Unaware that the event will make them the most discussed and hated figures and they will be labeled as anti-national, a few students gathered at the Jawaharlal Nehru University campus on February 9 to commemorate the death anniversary of Afzal Guru, who was hanged on February 9, 2013 after conviction in the 2001 Parliament attack case.
The students received national anger after a few video clips showed them raising several anti-India slogans.
While the Home Minister Rajnath Singh promised ‘strict action’ against the ‘anti-national’ students, Delhi police raided hostels inside the campus and private residences outside, to nab those who had organised and participated in the event.
Though a forensic lab report showed that a few of these clips were tampered with, JNUSU ex-President Kanahiya Kumar, Umar Khalid, and Anirban Bhattacharya suddenly became the national villains. While Kanhaiya was arrested 3 days later, Umar and Anirban went in hiding and dramatically returned back to the campus only to be sent to jail.

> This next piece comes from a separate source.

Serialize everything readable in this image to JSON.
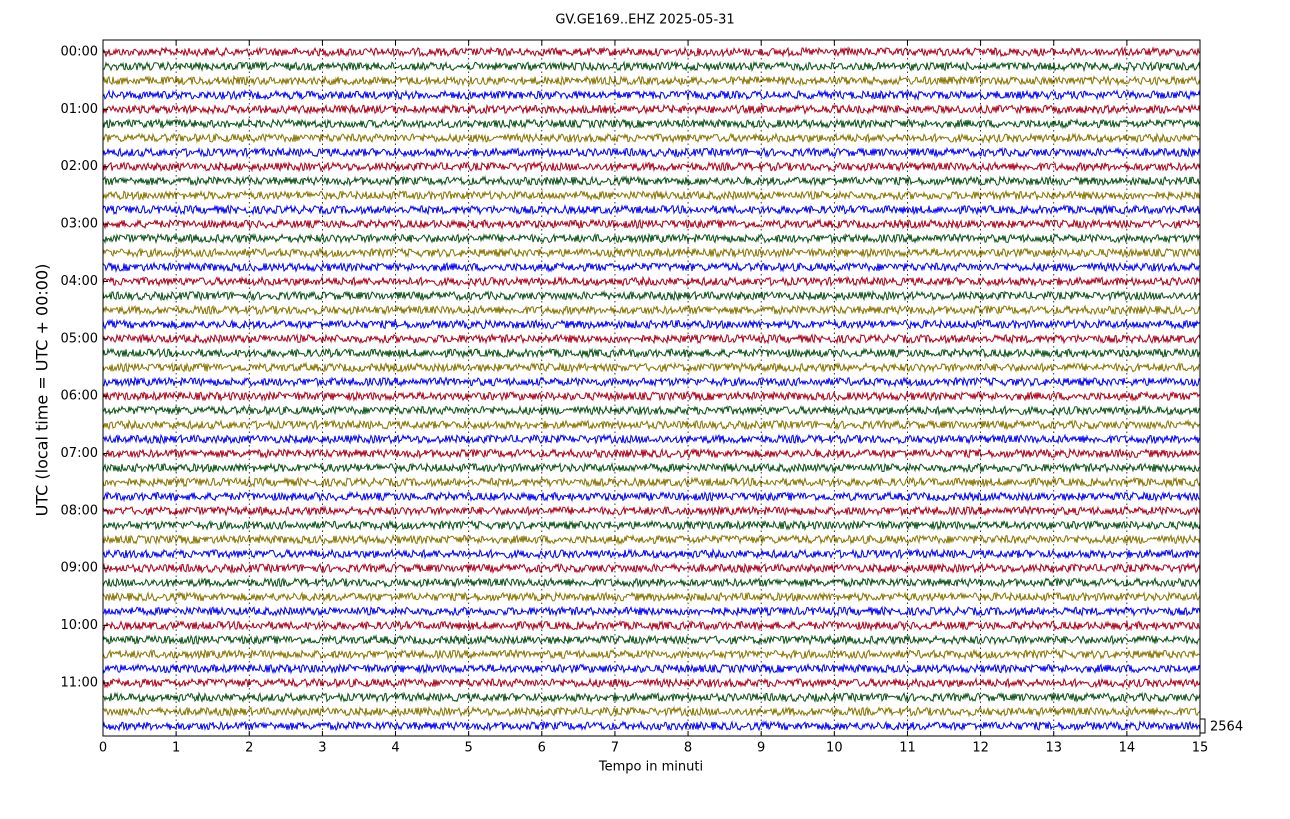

Kumar, who was not only picked up by the cops but was also beaten by lawyers, took directly on the Prime Minister, his party, and his policies right after his release from Tihar. Anirban and Khalid too addressed crowds in JNU against the current government.

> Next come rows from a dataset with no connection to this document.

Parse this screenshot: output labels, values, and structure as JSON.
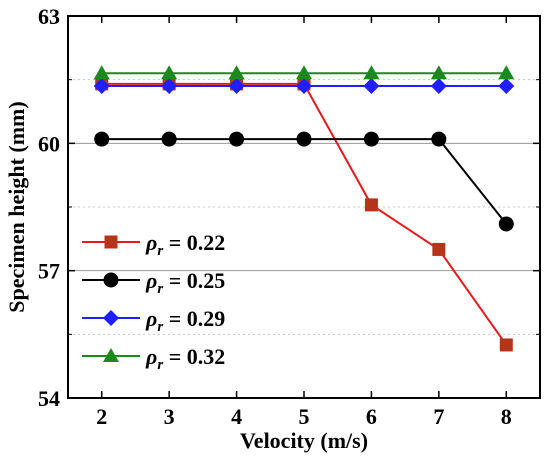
{
  "chart_data": {
    "type": "line",
    "xlabel": "Velocity (m/s)",
    "ylabel": "Specimen height (mm)",
    "xlim": [
      1.5,
      8.5
    ],
    "ylim": [
      54,
      63
    ],
    "xticks": [
      "2",
      "3",
      "4",
      "5",
      "6",
      "7",
      "8"
    ],
    "yticks": [
      "54",
      "57",
      "60",
      "63"
    ],
    "grid_major_y": [
      57,
      60
    ],
    "grid_minor_y": [
      55.5,
      58.5,
      61.5
    ],
    "legend_position": "bottom-left",
    "x": [
      2,
      3,
      4,
      5,
      6,
      7,
      8
    ],
    "series": [
      {
        "name_symbol": "ρ",
        "name_sub": "r",
        "name_value": " = 0.22",
        "color": "#e41a1c",
        "marker": "square",
        "marker_color": "#b5351a",
        "values": [
          61.4,
          61.4,
          61.4,
          61.4,
          58.55,
          57.5,
          55.25
        ]
      },
      {
        "name_symbol": "ρ",
        "name_sub": "r",
        "name_value": " = 0.25",
        "color": "#000000",
        "marker": "circle",
        "marker_color": "#000000",
        "values": [
          60.1,
          60.1,
          60.1,
          60.1,
          60.1,
          60.1,
          58.1
        ]
      },
      {
        "name_symbol": "ρ",
        "name_sub": "r",
        "name_value": " = 0.29",
        "color": "#1f1fff",
        "marker": "diamond",
        "marker_color": "#1f1fff",
        "values": [
          61.35,
          61.35,
          61.35,
          61.35,
          61.35,
          61.35,
          61.35
        ]
      },
      {
        "name_symbol": "ρ",
        "name_sub": "r",
        "name_value": " = 0.32",
        "color": "#1a8a1a",
        "marker": "triangle",
        "marker_color": "#1a8a1a",
        "values": [
          61.65,
          61.65,
          61.65,
          61.65,
          61.65,
          61.65,
          61.65
        ]
      }
    ]
  }
}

Many predicted that these students, especially Kanhaiya Kumar, had a promising political career ahead of them.
However, a year since then, things have changed a lot and everyone, the police department, seems to have forgotten these ‘anti-national’ students.
Both Umar and Kanhaiya, in their interview to InUth, claimed that no official chargesheet has been filed against them. According to Kanhaiya Kumar, the case is nothing but a failed attempt by the current government to show JNU in a bad light.
“Even after a year, there is no chargesheet filed against us, which proves that the allegations were completely false and baseless. Did something really happen or was it just another failed attempt by our government to wrongly highlighted?” questioned Kanhaiya, who is now four months away from completing his PhD.
However, the incident did take a toll on their personal lives and studies. “I couldn’t go to my field trip as I haven’t a got a passport due to the FIR. I can’t go freely to Munirka anymore. I can’t go to play cricket as I used to. Things have changed and are difficult,” said Kanhaiya.
“While earlier we had a limited audience, now we have a national audience and we are responsible for meeting their expectations. However, now I face a lot of restriction of movement. I can’t board a metro or go just anywhere freely,” said Umar, who will submit his thesis this year.
This incident has also taken a toll on their activism. While Kanhaiya, apart from writing a book, Bihar to Tihar, and a few political stint has almost been forgotten, Anirban has just submitted his PhD and is now quietly working with some orphanage. The otherwise outspoken Umar Khalid has now mellowed down and does not speak in public without consulting his lawyer.
Though it remains to be seen that how their lives unfold in the coming years, what remains unanswered is that does anyone deserve to face such consequences just for dissenting? Was it fair for the media to declare them ‘terrorists’ before anything could be proved? And shouldn’t have the media been also taken to task playing with the futures of young students.